GdC’s jurisdictional argument, the third ground, the issue was whether GdC had been properly served – such as to invoke the jurisdiction of the English courts. In the SA the parties had agreed that “any claim form, notice or other document upon GdC for the purpose of any proceedings or disputes begun in England and/or Wales shall be duly served upon it if delivered to its” parent company’s stated address. As such, in dismissing GdC’s arguments, Butler J found that this is a contractually agreed method of service within CPR r. 6.11. The Arbitration Claim Form was served in accordance with that agreement on the parent company’s address in England. In any event, and although it is unnecessary to consider in detail because of the applicability of CPR r. 6.11, RSM was entitled to serve GdC out of the jurisdiction without permission, by reason of CPR r. 62.5(2A), as the seat of the arbitration pursuant to the SA ‘is or will be in England’.

Finally, with respect to the fourth ground, Butler J held there was no merit in GdC’s argument concerning lack of full and frank presentation. It was not incumbent on RSM at the hearing without notice to inform the judge that, under one interpretation, the order could prevent GdC from commencing an ICC arbitration.
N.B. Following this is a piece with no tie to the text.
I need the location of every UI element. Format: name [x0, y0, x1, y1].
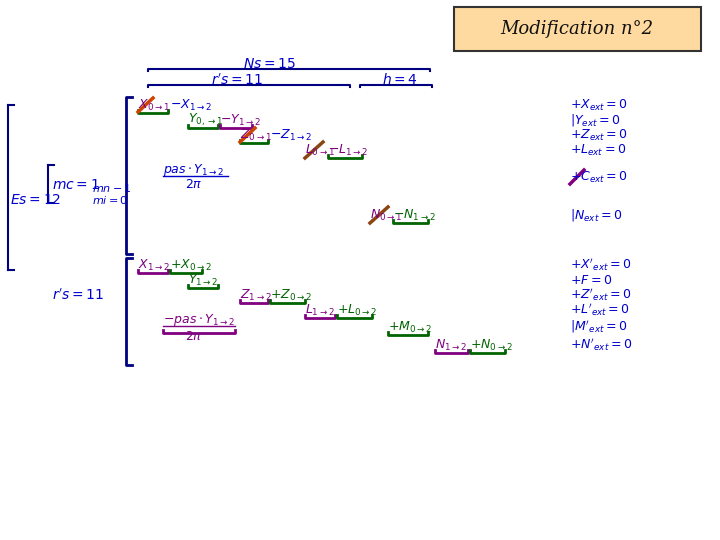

The judge was of the view that this argument was put forward as an afterthought and that GdC should have promptly sought clarification in the first hearing, which it did not.
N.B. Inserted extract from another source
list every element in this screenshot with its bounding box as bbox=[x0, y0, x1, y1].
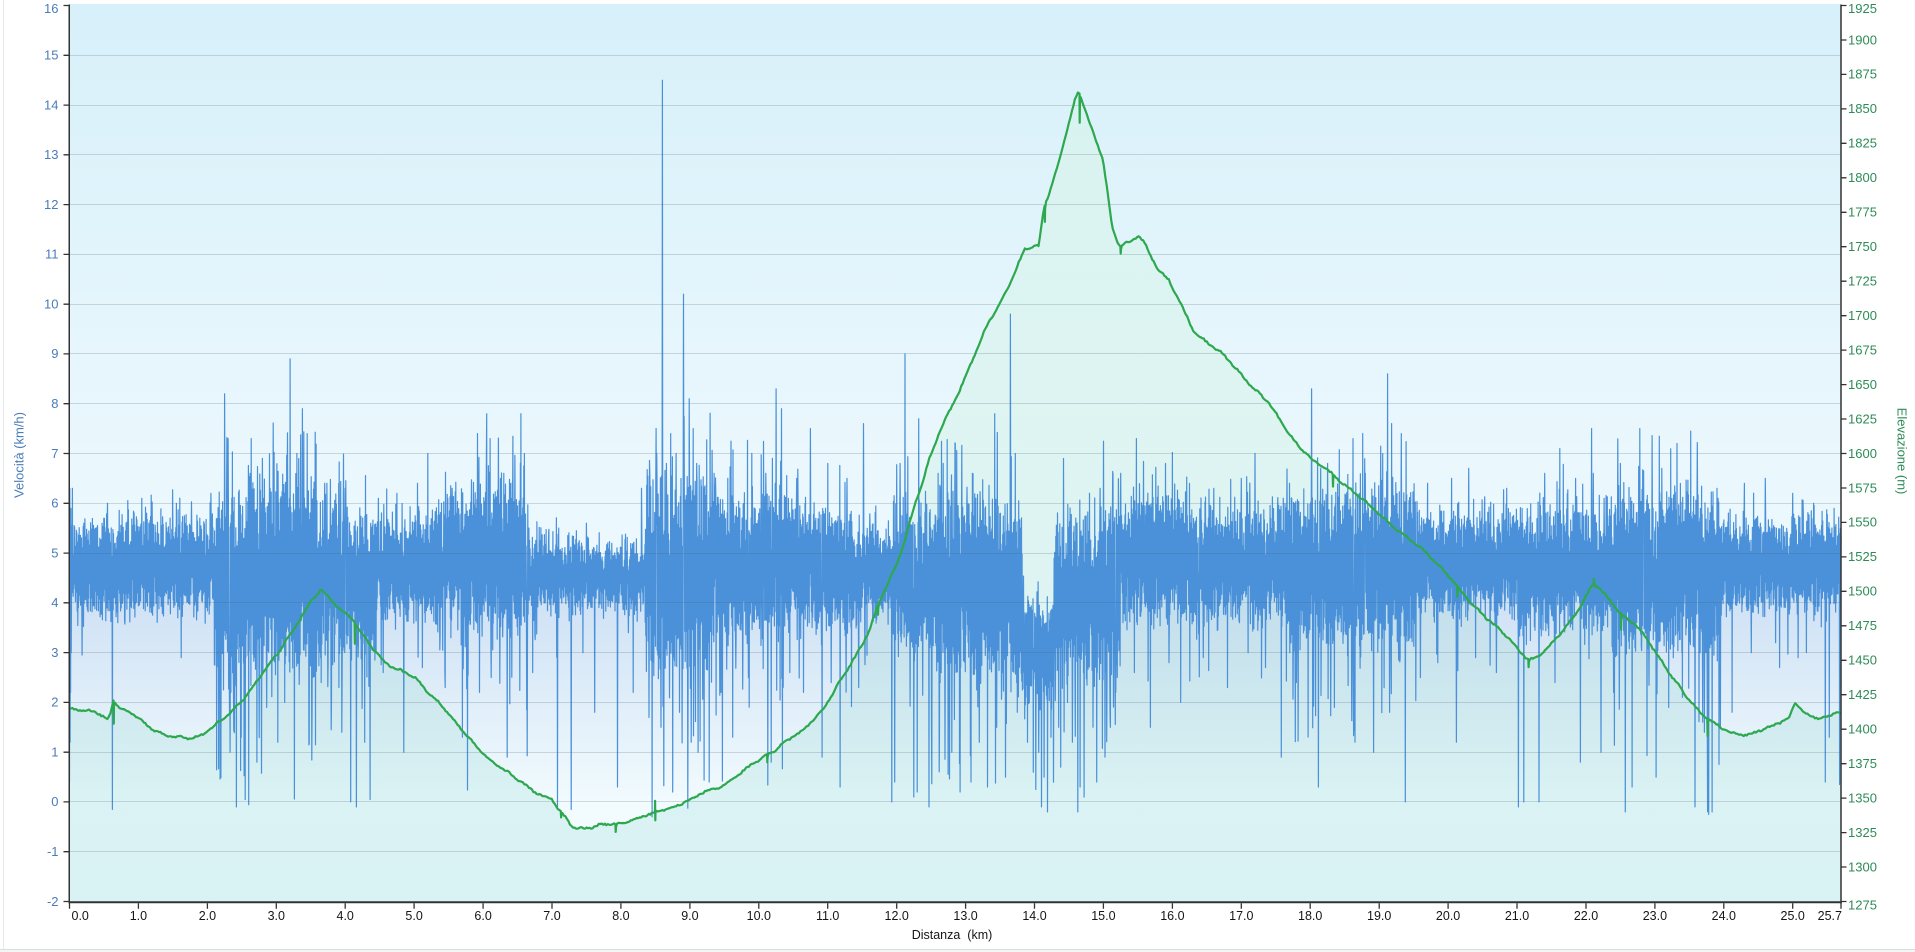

As such, Butler J ordered the continuation of the anti-suit injunction and the discontinuance of the substantive Cameroonian proceedings.

Comment

This case highlights a few interesting points:

  1. The English courts remain committed to enforcing arbitration agreements and restraining parties from pursuing parallel litigation in breach of such agreements.
  2. Whilst it may remain open (depending upon the exact wording of the dispute resolution clause and arbitration rules chosen), for a party to seek interim relief from a national court (i) it must be a genuine attempt to seek interim relief rather than a substantive final remedy and (ii) the nature of interim relief is that a party should follow up with commencing arbitral proceedings.
  3. In oil and gas transactions it is common for the underlying production sharing contract, licence or concession (“PSC”) granted by the government (or national oil company) to the relevant oil companies to be governed by local law. It may also be subject to ICSID arbitration (or an alternative).
  4. As between the oil companies in a joint venture to explore for, develop and produce hydrocarbons under a PSC, such joint venture relationship (as between each other) will usually be structured as an unincorporated joint venture through a joint operating agreement (or ‘JOA’). These usually follow industry specific model forms, which are published by the Association of International Energy Negotiators, Offshore Energies UK and other industry bodies.
  5. JOAs are usually governed by English law, Singapore law, or the laws of one of the United States’ jurisdictions. In turn, in respect of JOAs for operations outside the US or UK, it is also more usual to incorporate a dispute resolution clause that provides for ICC, LCIA or SIAC arbitration, seated in one of the main arbitral seats.
  6. Where a dispute arises under the PSC, on one hand, and the JOA, on the other, there is a potential for parallel proceedings. That said, this will usually be rare due to the different obligations under the respective documents.
  7. As a result, if any document has the potential to create a dispute that ‘straddles’ the JOA and PSC, careful consideration should be given as to the appropriate consolidation provisions. That is particularly the case with a settlement agreement. In this case, the ‘optional’ consolidation provision was found to have fulfilled its commercial purpose.      

Parties engaged in international transactions should be aware of and consider jurisdictional issues that may arise from inconsistent arbitration agreements, and how that inconsistency is best managed. Additionally, this case demonstrates the power of anti-suit injunctions to protect a party’s rights under an arbitration agreement – and along with it the value of those arbitration agreements.